But the Socialist government, which has agreed tough reforms in return for a 110 billion euro EU/IMF bailout, has a comfortable majority in parliament and the protests are unlikely to make it change its course.
Parliament agreed early Wednesday to adopt unpopular labor reforms, including cuts in wages in state-owned bus and railway companies and a weakening of the power of collective bargaining, with company-level deals allowed to prevail.
Greek Prime Minister George Papandreou expelled a Socialist deputy from his parliamentary team for failing to back the government in the vote. But his ruling party still enjoys a comfortable majority of 156 deputies in the 300-seat parliament.
“We won’t pay for their crisis,” said 33-year old bus driver Yannis Theodorou in a protest rally Tuesday. “I took this job seeking a better life but now our salaries will be cut.”
Bus drivers, who have been on strike since Monday and refuse to return to work unless the bill is withdrawn, marched in Athens Tuesday chanting “Thieves, thieves.” They will strike until Thursday, causing traffic jams throughout the capital.
“We want the (EU/IMF) memorandum and the anti-labor policies to be withdrawn,” public sector union ADEDY said in a statement. “They are stealing our jobs, our bread, our lives.”

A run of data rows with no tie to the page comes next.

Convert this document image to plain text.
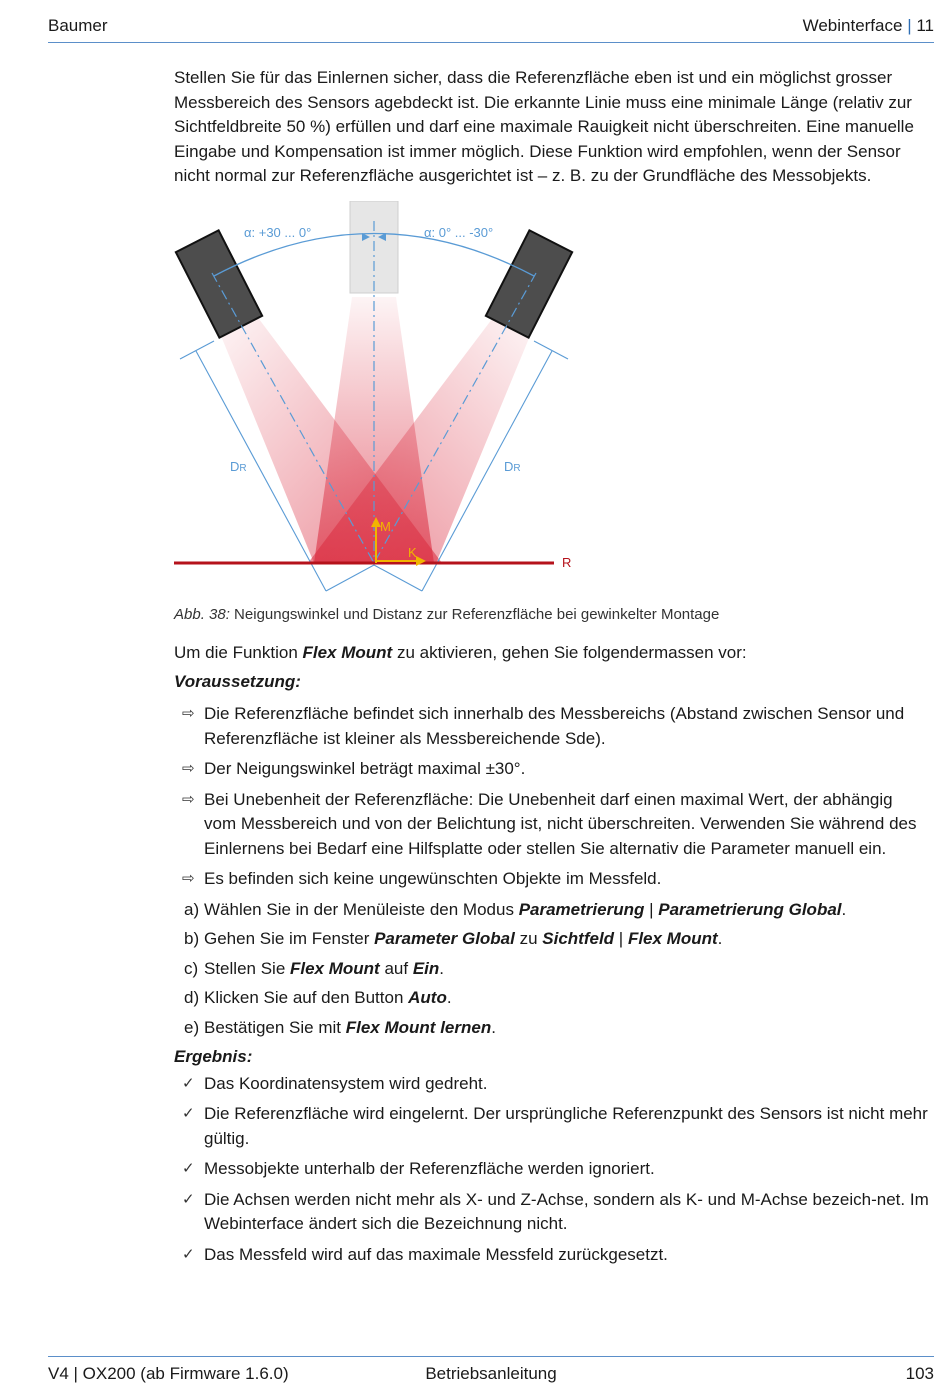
Baumer	Webinterface | 11

Stellen Sie für das Einlernen sicher, dass die Referenzfläche eben ist und ein möglichst grosser Messbereich des Sensors agebdeckt ist. Die erkannte Linie muss eine minimale Länge (relativ zur Sichtfeldbreite 50 %) erfüllen und darf eine maximale Rauigkeit nicht überschreiten. Eine manuelle Eingabe und Kompensation ist immer möglich. Diese Funktion wird empfohlen, wenn der Sensor nicht normal zur Referenzfläche ausgerichtet ist – z. B. zu der Grundfläche des Messobjekts.

α: +30 ... 0°	α: 0° ... -30°
DR	DR
R
M
K
Abb. 38: Neigungswinkel und Distanz zur Referenzfläche bei gewinkelter Montage

Um die Funktion Flex Mount zu aktivieren, gehen Sie folgendermassen vor:

Voraussetzung:
⇨ Die Referenzfläche befindet sich innerhalb des Messbereichs (Abstand zwischen Sensor und Referenzfläche ist kleiner als Messbereichende Sde).
⇨ Der Neigungswinkel beträgt maximal ±30°.
⇨ Bei Unebenheit der Referenzfläche: Die Unebenheit darf einen maximal Wert, der abhängig vom Messbereich und von der Belichtung ist, nicht überschreiten. Verwenden Sie während des Einlernens bei Bedarf eine Hilfsplatte oder stellen Sie alternativ die Parameter manuell ein.
⇨ Es befinden sich keine ungewünschten Objekte im Messfeld.
a) Wählen Sie in der Menüleiste den Modus Parametrierung | Parametrierung Global.
b) Gehen Sie im Fenster Parameter Global zu Sichtfeld | Flex Mount.
c) Stellen Sie Flex Mount auf Ein.
d) Klicken Sie auf den Button Auto.
e) Bestätigen Sie mit Flex Mount lernen.
Ergebnis:
✓ Das Koordinatensystem wird gedreht.
✓ Die Referenzfläche wird eingelernt. Der ursprüngliche Referenzpunkt des Sensors ist nicht mehr gültig.
✓ Messobjekte unterhalb der Referenzfläche werden ignoriert.
✓ Die Achsen werden nicht mehr als X- und Z-Achse, sondern als K- und M-Achse bezeich-net. Im Webinterface ändert sich die Bezeichnung nicht.
✓ Das Messfeld wird auf das maximale Messfeld zurückgesetzt.
V4 | OX200 (ab Firmware 1.6.0)	Betriebsanleitung	103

Workers will also rally against austerity in other countries Wednesday, including Spain and Belgium, ahead of a summit of EU leaders in Brussels Thursday and Friday.
“European trade unions ask the governments to stop attacking wages and welfare, to act together, to stop racing from one crisis to the next, to stop destroying our social Europe,” said John Monks, from the European Trade Union Confederation (ETUC).
European Union leaders meet on December 16-17 to approve a change in the EU’s treaty that should lead to the creation of a permanent mechanism for handling euro zone financial and debt crises from mid-2013.
The year-end, two-day summit will also discuss ways to prevent the euro area’s debt crisis escalating, given fears that it could soon spread from Greece and Ireland to Portugal and Spain. No firm decisions are expected on that front.